What will happen when this delusion collapses, as it inevitably must? This is what is warned of in the Book of Revelations as the time of great tribulation for many Christians. A time when people will feel so bad they want to die. There is no Hell in a literal sense. The warning that taking the wrong path would lead to a “Lake of Fire” is a description of the emotional pain of being confronted and exposed by the revelation that we were the thing we abhorred. The separating of the goats from the lambs describes what happens when the world at large can see clearly which Christians were real Christians and which were not.

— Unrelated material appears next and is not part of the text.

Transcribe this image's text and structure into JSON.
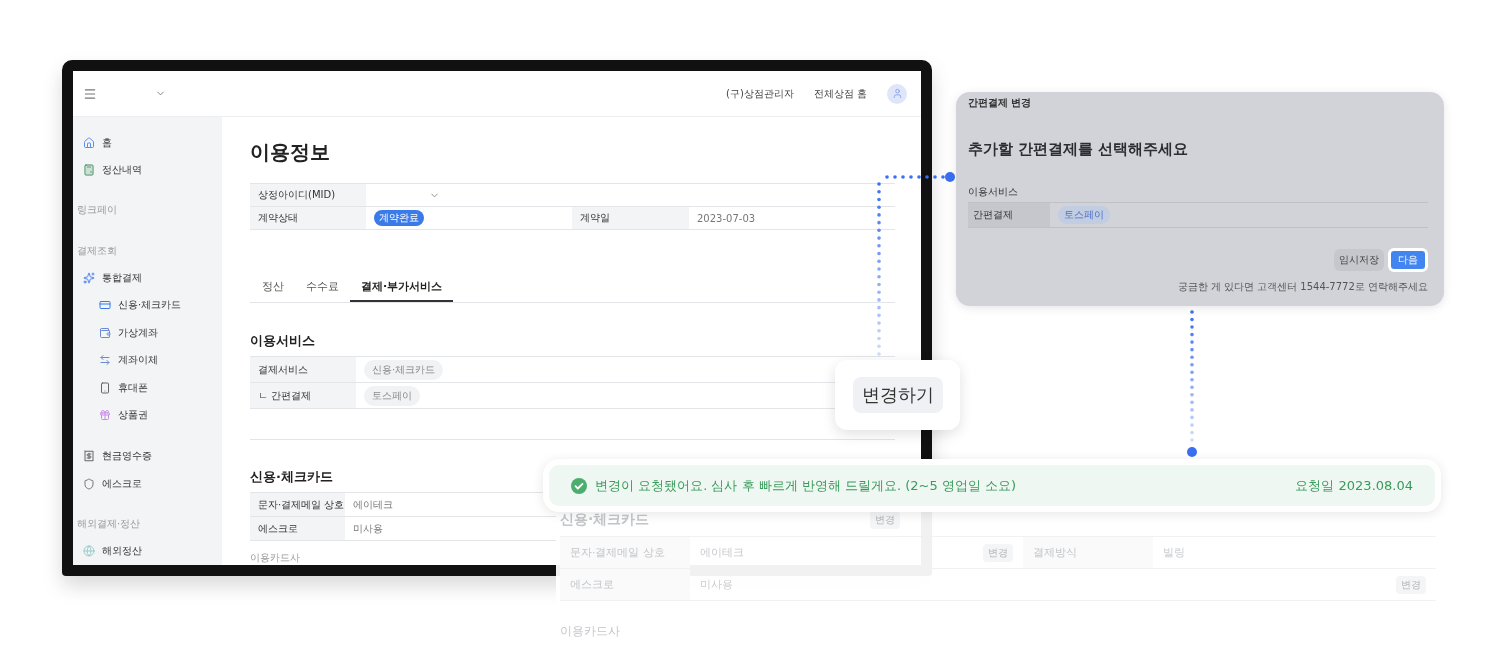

I view Jesus not as a supernatural being and not as a religious leader, but rather as a psychiatrist operating through the medium of traditionally religious symbols and parables. I don’t think he performed literal miracles, in the sense of anything contrary to the normal laws of nature. But I do believe that he “cast out devils”. What is our image of the possessed individual? Linda Blair in The Exorcist (1973). What kind of behaviour does she exhibit when possessed? Lets forget about the Hollywood nonsense of green skin and spinning head. She is uninhibitedly sexual and she is verbally abusive and blasphemous. What do we repress within ourselves? Aggressive feelings toward others. Sexual feelings especially of a taboo nature. And, if we are religiously disciplined, blasphemous thoughts. What we see here, if we ignore the supernatural trappings, is the return of the repressed – the cathartic spewing out of psychological or emotional poisons. Exorcism has nothing to do with demons, it is what Freud called the Id – the repository of repressed angers and libidinous drives - which is being expelled. You’ve heard of speed dating? This is speed therapy. Transference, counter-transference and liberating catharsis all in a matter of minutes.

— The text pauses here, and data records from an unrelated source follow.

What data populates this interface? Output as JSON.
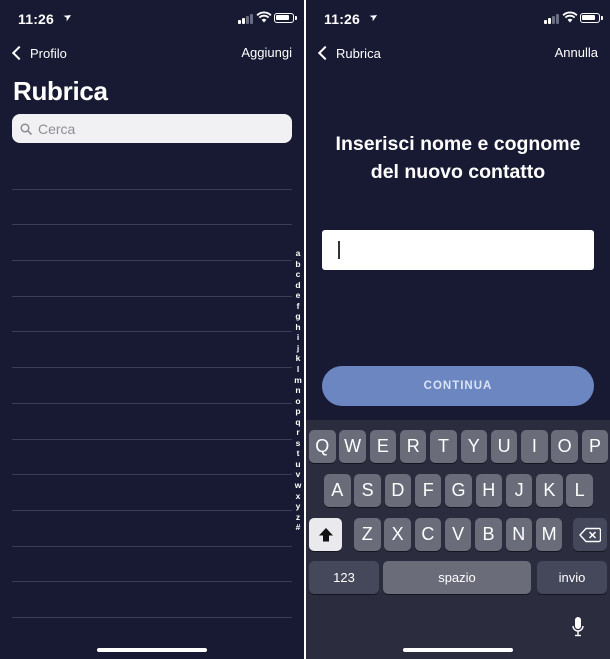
{
  "left": {
    "status": {
      "time": "11:26"
    },
    "nav": {
      "back_label": "Profilo",
      "action_label": "Aggiungi"
    },
    "title": "Rubrica",
    "search": {
      "placeholder": "Cerca"
    },
    "index_letters": [
      "a",
      "b",
      "c",
      "d",
      "e",
      "f",
      "g",
      "h",
      "i",
      "j",
      "k",
      "l",
      "m",
      "n",
      "o",
      "p",
      "q",
      "r",
      "s",
      "t",
      "u",
      "v",
      "w",
      "x",
      "y",
      "z",
      "#"
    ]
  },
  "right": {
    "status": {
      "time": "11:26"
    },
    "nav": {
      "back_label": "Rubrica",
      "action_label": "Annulla"
    },
    "heading": "Inserisci nome e cognome del nuovo contatto",
    "name_input": {
      "value": ""
    },
    "continue_label": "CONTINUA",
    "keyboard": {
      "row1": [
        "Q",
        "W",
        "E",
        "R",
        "T",
        "Y",
        "U",
        "I",
        "O",
        "P"
      ],
      "row2": [
        "A",
        "S",
        "D",
        "F",
        "G",
        "H",
        "J",
        "K",
        "L"
      ],
      "row3": [
        "Z",
        "X",
        "C",
        "V",
        "B",
        "N",
        "M"
      ],
      "numbers_label": "123",
      "space_label": "spazio",
      "return_label": "invio"
    }
  },
  "colors": {
    "background": "#181a33",
    "continue_button": "#6b86c1",
    "keyboard": "#2b2d3f"
  }
}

This is how I imagine it happening. Jesus is preaching when this angry man approaches him.

I’ve had enough of your hippy drivel you long-haired pig-shit-eating pustule on a whore’s cunt! I’d like to cut off your diseased cock and shove it up your mother-fucking asshole. I can’t wait for them to nail you to a cross. I’ll be there eating popcorn, you piece of shit,” he says. And then he falls to his knees with tears streaming from his eyes.

Jesus calmly places his hand on the man’s shoulder and says “It’s going to be okay. You’ll feel better now.”

It is the truth, and only the truth, which sets anyone free. This is not some mystical truth. It is the factual truth. So, while the realisation that one is a part of what was labelled the Anti-Christ by John in the Book of Revelations, may be a painful shock at first, akin to a dip in a lake of molten lead perhaps, it is really a liberating realisation. Christ forgave those who crucified him, so that loving element in the human spirit of which he was an expression will also forgive those who, through fear and confusion, turned against it. In truth, nobody gets left behind.